O artigo de Coelho cita estudo da Receita Federal de 2019, que mostrou que os gastos no Brasil com isenções tributárias corresponderam, naquele ano, a 4,8% do PIB (Produto Interno Bruto), quando o ideal teria sido 2%.
No estudo, o órgão recomendava que as revisões e reduções de isenções fiscais fossem feitas de maneira integrada à reforma tributária, e o jeito de garantir segurança jurídica e previsibilidade seria por meio de transições.
A Receita dá a dica de que ao menos R$ 50 bilhões das isenções poderiam ser reduzidos ano a ano, todos os anos. “Esses R$ 50 bilhões são, por acaso e sorte, exatamente o montante que caminha para nos desequilibrar fiscalmente no ano que vem”, diz trecho do artigo.

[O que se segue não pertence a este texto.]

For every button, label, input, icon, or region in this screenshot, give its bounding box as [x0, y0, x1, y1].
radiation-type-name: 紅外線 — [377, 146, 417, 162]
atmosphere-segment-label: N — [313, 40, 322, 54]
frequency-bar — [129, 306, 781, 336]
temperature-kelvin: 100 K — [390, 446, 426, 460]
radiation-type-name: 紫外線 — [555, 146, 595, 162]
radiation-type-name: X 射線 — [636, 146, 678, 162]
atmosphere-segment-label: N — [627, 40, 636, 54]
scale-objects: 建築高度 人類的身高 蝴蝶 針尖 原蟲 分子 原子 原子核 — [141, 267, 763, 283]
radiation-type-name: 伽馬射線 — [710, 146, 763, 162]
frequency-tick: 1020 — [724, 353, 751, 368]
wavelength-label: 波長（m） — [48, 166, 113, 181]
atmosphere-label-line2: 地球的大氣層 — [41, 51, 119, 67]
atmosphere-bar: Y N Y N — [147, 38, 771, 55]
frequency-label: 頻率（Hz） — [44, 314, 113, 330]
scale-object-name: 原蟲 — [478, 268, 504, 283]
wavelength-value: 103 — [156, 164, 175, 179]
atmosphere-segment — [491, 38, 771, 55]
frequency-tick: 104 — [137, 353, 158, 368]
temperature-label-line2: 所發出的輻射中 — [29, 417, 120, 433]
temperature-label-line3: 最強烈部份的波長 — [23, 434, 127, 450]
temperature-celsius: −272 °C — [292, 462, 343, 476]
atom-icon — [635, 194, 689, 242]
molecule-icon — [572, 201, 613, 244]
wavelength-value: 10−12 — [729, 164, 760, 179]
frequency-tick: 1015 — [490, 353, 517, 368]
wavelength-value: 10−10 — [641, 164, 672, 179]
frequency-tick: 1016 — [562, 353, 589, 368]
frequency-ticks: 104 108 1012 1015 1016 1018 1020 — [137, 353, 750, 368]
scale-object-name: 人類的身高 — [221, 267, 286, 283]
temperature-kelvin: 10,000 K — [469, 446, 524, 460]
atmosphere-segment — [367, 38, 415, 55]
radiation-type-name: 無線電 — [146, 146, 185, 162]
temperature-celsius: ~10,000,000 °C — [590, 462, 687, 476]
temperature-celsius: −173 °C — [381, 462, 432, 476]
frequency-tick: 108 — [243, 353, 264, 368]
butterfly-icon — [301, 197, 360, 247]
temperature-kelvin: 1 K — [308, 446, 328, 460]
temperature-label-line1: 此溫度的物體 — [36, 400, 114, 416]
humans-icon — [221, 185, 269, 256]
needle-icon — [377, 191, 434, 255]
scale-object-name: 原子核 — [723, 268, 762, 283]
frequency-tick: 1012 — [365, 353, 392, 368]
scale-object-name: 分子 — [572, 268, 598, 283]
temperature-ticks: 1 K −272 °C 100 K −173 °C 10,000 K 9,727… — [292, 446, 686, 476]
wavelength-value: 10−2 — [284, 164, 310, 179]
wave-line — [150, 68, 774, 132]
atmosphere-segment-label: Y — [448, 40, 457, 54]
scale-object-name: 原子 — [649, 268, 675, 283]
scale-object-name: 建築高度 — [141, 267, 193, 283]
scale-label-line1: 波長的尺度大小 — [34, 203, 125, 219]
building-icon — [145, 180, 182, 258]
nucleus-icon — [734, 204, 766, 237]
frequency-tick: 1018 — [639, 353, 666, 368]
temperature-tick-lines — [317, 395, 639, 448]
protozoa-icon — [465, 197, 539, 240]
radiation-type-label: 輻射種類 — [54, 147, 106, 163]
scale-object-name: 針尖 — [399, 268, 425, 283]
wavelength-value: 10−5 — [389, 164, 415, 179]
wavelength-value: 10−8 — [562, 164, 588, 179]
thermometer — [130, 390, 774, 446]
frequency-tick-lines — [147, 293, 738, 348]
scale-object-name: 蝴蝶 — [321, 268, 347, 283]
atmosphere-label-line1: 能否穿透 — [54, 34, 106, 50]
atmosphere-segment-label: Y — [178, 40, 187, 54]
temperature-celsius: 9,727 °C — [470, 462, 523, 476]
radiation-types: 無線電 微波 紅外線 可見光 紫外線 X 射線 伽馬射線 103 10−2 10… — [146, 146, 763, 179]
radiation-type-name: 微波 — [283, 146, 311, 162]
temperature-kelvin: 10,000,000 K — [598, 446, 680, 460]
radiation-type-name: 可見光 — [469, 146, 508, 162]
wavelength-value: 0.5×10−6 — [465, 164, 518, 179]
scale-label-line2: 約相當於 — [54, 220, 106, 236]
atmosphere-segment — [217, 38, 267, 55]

Em outro trecho, ele aponta que, entre os gastos tributários em isenções fiscais, o maior deles é o regime especial do Simples Nacional: cerca de R$ 118 bilhões em 2024. “Apesar do nome, o Simples complica em muito o nosso já asfixiante cipoal tributário, contribuindo para o que se chama de ‘desigualdade horizontal’ na tributação”, pontua.
No entanto, Coelho ressalta que não é o caso de acabar com o Simples, “mas de corrigir o modelo”, pois “um Simples bem desenhado seria bom”. “O problema do desenho atual é que cria injustiças de início: o Simples era para ser para os pequenos e, nesse sentido, seria justo e ainda incentivaria a formalização. Porém, ele foi se deturpando e acabou dando benefícios injustificáveis aos grandões. O que menos precisamos agora é aumentá-lo”, defende.
De modo geral, o economista cineasta também defende a revisão do MEI (Microempreendedor Individual), pois “o MEI, como o Simples, gera ineficiência alocativa ao incentivar empreendedores a não ultrapassar o teto de faturamento, mantendo-se ‘micro’ e, assim, reduzindo seu acesso à escala, tecnologia e, por consequência, limitando sua produtividade. O MEI ainda esconde uma verdadeira bomba-relógio para a Previdência, um problema ainda sem discussão”, salienta.
Por isso, ele defende que uma forma de permitir que empreendedores do MEI e Simples possam crescer seria reduzir os custos da folha de pagamento e o impostos de renda para todos os setores e não apenas para os que têm lobby forte.
“Assim, seria possível encontrar ‘o meio do caminho’ entre essas perdas de receita e os impossíveis R$ 118 bilhões hoje gastos com o Simples Nacional anualmente, mitigando também o rombo do MEI na Previdência”, diz.
Enfim, o caminho é longo, mas todas essas discussões são importantes para a reorganização do Estado brasileiro no sentido de ter um crescimento sustentado e uniforme no futuro.